The main subjects of the foreign exchange market perform large multinational banks that have an extensive network of branches and widely used current measures of communication, computer equipment. Role of different currencies in the market is determined by their place in svitohospodarskyh Relations. Most of the transactions accounted for U.S. Dollar, Pound Sterling and Euro.

The main part of foreign exchange transactions conducted in the form of cash, ie, current and term bank accounts and only a small part of the market accounted for on trade coins and exchange of cash. With currency markets tied to a large banking and currency exchange centers (London, Paris, New York, Frankfurt am Main, Tokyo, Singapore, Hong Kong, Amsterdam, Brussels).

For currency markets characterized such basic operations:

Operation SPOT provide immediate production of currency at a rate fixed in the agreement.
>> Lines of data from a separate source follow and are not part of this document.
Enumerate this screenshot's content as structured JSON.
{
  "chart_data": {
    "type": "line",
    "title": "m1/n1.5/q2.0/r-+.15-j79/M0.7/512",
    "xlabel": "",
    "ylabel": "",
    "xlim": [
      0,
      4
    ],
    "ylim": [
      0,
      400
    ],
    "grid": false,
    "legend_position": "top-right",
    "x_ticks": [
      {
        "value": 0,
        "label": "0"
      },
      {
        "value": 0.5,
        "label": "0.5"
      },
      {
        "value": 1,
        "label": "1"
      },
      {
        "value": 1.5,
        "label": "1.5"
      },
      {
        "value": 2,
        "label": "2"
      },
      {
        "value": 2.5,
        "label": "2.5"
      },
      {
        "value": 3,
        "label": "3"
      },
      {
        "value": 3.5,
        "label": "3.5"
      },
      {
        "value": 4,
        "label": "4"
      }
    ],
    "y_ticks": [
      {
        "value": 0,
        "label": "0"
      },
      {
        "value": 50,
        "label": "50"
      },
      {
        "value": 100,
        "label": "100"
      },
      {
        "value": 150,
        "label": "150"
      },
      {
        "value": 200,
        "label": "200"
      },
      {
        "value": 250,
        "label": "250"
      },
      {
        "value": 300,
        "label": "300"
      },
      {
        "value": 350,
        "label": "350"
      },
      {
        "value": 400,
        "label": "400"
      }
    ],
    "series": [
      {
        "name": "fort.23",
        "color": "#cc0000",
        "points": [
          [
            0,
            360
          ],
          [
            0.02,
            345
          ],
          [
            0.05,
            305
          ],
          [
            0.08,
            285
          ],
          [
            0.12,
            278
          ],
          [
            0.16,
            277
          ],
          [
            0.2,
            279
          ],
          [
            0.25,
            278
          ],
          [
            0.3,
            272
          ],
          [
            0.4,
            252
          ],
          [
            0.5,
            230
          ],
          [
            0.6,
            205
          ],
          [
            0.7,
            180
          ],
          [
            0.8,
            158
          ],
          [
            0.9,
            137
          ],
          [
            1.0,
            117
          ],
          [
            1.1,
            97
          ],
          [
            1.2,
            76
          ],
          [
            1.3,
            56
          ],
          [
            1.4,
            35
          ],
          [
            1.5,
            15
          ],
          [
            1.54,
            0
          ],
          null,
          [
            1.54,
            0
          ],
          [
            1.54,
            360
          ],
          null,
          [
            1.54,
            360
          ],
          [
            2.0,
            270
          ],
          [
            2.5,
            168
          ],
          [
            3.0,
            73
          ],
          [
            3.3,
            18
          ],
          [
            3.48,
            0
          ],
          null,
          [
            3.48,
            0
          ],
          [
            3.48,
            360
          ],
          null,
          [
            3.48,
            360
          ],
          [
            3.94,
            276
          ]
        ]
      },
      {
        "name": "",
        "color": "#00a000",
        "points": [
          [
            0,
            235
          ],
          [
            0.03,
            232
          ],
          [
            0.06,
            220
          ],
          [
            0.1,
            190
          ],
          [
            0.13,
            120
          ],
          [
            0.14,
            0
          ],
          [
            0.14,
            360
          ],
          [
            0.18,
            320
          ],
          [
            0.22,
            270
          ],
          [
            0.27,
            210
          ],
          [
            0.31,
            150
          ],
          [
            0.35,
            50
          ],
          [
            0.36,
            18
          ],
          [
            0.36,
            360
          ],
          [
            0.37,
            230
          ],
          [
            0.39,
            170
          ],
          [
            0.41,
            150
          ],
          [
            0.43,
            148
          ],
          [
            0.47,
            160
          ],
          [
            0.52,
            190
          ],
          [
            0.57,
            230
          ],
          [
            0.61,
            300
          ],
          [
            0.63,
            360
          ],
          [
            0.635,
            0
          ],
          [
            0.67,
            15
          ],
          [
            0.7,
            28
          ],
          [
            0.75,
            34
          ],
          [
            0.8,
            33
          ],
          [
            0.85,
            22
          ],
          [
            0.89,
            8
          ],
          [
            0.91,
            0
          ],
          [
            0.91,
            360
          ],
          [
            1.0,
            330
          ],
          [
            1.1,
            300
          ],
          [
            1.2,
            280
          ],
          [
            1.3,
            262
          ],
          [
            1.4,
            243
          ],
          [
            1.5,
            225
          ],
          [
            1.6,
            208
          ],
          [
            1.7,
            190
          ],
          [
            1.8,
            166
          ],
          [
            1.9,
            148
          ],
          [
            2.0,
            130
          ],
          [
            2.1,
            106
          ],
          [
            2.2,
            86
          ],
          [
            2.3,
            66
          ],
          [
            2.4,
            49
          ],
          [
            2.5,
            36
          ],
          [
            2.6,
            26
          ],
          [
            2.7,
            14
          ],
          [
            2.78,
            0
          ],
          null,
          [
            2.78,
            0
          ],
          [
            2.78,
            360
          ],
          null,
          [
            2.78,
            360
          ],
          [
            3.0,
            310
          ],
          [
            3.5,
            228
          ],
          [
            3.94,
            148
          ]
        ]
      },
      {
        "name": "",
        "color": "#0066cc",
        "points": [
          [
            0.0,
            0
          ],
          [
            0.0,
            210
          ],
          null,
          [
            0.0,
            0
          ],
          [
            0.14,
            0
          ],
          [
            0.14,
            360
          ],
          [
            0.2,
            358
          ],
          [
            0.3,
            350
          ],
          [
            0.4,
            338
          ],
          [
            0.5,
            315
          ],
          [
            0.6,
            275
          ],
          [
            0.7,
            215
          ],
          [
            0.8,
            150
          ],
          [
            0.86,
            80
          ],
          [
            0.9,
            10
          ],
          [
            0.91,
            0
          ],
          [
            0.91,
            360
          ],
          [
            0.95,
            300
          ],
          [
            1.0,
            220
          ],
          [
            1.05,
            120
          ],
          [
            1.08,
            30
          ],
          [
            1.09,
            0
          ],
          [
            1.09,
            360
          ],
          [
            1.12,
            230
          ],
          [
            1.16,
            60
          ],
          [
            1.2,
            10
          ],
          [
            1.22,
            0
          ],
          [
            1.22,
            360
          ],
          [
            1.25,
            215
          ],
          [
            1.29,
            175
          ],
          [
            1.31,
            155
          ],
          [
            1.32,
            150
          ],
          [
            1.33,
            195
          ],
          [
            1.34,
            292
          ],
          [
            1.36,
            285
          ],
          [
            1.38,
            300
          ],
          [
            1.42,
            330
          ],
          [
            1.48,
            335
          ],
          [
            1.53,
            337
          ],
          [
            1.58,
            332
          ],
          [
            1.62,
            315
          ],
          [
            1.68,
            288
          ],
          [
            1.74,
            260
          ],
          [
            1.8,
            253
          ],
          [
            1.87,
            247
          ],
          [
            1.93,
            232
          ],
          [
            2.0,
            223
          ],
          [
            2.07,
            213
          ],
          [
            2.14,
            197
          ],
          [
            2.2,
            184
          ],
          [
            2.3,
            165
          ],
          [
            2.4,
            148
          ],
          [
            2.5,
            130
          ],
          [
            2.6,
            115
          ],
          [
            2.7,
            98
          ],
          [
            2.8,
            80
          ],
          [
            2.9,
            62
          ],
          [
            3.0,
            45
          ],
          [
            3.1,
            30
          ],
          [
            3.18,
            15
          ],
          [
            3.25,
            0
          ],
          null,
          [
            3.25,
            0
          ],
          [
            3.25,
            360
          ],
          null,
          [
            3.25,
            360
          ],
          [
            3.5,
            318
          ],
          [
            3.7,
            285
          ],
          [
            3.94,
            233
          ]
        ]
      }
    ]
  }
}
Operation "forward" - a transaction in which the parties agree to set a specific amount of currency through the agreed term agreed at the time of the operation rate.

Operation autrayt means that the seller is obliged to sell, and purchases - to buy the currency in time for pre-recorded course.

Operation "option" when the customer pays the bank a premium and receives the right to buy the currency at any time period established by agreement with the reported signing an agreement rate, or abandon the sale if an agreement for a course in this interval of time is for him more disadvantageous than the loss of funds for the prize.

What currency markets exist?

Eurocurrency market - an international exchange market of Western Europe, where operations are carried out in euros. Objective cause and development Eurocurrency market is deepening integration processes in Western Europe, the role of transnational corporations, the growth needs in international credit money, and important prerequisite was the introduction of mutual konvertovanosti rates. Thus were created the conditions for stable monetary and financial relationships of a group of countries and the euro.

Known as Market yevrodepozytiv. It expresses the stable monetary and financial relations on the formation of deposits in foreign currency in large commercial banks of Western countries at the expense of over-the Eurocurrency market.

There are also market Evrokredite, which expresses strong credit ties with international loans in the Eurocurrency major commercial banks of countries with developed market economies. Borrowers Euro serve mostly large companies that need loans to finance major projects in this country and abroad, as well as the state with obvious deficits. Typically, international Eurocurrency loans granted large national banks of individual countries a period of 2 to 10 years with floating interest rates. Market Evrokredite promote EU integration processes, stimulates the development of exports, expansion of foreign investment and is an important factor in forming a single market.

Problem in monetary and financial sphere, in which Ukraine currently found associated primarily with non-policy in the external sector, inadequate legislation and regulations on exchange control and the return of foreign exchange earnings. Should be more flexible policy on protectionism and liberalism in foreign exchange regulation. By the protectionist measures are a form of direct state intervention in the monetary sphere, as foreign exchange restrictions. Latest related to prohibition of national exporters to sell foreign currency generated in the market (they must donate it in exchange for national official exchange rate) may be limited transfer of currency abroad and to export.

Applicable state and amount of foreign exchange restrictions directly related to currency convertibility. For Ukraine, it is extremely important in terms of effectiveness include the national economy in the world, the use of the advantages of international division of labor, migration capital. Since Ukraine is now in its motion focuses on the formation of a civilized market economy, ensuring konvertovanosti hryvna becomes inevitable.